Но потом она узнала, что так было не всегда. Преподобный рассказывал о своей жизни, ничего не утаивая, и в конце концов Альма многое о нем узнала. Фрэнсис Уэллс вырос в Корнуэлле, в Фалмуте, на морском берегу, в большой семье зажиточного рыбака. Хотя он не стал делиться с Альмой подробностями того, как провел юность («Не хочу, чтобы вы стали хуже думать обо мне, узнав, что за дела я творил!»), но, судя по его намекам, малый он был не промах. К Господу его привел удар по голове — по крайней мере, так преподобный Уэллс описал свое перерождение. Таверна, пьяная драка, «хрясь бутылкой по репе» — и вот оно, Откровение.

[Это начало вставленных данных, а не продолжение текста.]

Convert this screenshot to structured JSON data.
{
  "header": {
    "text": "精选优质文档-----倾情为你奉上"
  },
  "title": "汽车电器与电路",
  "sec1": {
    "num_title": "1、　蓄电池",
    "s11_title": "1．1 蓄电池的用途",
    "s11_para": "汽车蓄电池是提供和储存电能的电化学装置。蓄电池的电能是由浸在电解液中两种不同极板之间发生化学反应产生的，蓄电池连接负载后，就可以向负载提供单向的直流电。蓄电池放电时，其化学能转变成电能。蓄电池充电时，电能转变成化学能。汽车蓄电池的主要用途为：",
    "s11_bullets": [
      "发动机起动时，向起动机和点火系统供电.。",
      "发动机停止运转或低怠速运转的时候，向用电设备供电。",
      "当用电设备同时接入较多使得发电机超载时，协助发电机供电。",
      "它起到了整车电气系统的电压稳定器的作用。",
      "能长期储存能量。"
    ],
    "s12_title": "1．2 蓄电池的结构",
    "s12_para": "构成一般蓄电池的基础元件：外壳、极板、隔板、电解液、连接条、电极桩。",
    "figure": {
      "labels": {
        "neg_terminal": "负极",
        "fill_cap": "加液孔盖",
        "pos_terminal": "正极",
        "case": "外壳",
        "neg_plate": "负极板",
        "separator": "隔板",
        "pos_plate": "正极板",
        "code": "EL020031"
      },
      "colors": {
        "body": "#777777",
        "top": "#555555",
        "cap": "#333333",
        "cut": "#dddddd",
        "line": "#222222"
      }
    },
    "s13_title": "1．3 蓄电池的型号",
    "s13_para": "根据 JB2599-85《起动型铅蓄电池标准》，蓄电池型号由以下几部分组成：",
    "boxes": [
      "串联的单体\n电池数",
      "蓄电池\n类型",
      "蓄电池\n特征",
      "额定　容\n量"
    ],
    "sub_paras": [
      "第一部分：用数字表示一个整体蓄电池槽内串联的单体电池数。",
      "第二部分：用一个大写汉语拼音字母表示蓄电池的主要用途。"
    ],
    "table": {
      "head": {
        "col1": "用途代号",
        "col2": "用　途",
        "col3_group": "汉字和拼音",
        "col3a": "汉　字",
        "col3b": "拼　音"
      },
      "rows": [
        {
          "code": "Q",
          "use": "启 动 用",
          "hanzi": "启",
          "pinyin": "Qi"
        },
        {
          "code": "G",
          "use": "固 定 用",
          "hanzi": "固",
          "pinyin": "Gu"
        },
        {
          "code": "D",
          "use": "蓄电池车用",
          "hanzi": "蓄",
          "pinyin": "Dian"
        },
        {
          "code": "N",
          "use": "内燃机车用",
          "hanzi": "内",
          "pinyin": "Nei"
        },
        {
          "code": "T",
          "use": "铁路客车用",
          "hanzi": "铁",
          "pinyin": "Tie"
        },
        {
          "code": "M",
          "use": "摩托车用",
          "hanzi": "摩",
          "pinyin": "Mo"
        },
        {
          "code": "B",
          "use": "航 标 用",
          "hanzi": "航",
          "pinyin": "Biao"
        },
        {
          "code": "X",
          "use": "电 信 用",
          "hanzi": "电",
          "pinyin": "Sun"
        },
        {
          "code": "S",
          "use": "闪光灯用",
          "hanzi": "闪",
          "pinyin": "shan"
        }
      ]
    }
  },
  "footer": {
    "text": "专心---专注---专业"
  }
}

После этого он обратился к учебе и к Богу. Вскоре женился на девушке по имени Эдит — образованной, набожной дочери священника местной методистской церкви. Благодаря Эдит научился правильно изъясняться, мыслить и вести себя более сознательно и достойно. Полюбил книги и преисполнился, по его выражению, «всяческого рода благородных мыслей». Затем принял сан. Юные и полные наивных идеалов, преподобный Фрэнсис Уэллс и его жена Эдит подали заявку в Лондонское миссионерское общество, умоляя послать их в самые дальние языческие земли, чтобы нести слово Спасителя за пределами родины. В Лондонском миссионерском обществе Фрэнсису оказались рады, так как служители Божьи редко оказывались еще и сноровистыми матросами. Кембриджские белоручки для такой работы не годились.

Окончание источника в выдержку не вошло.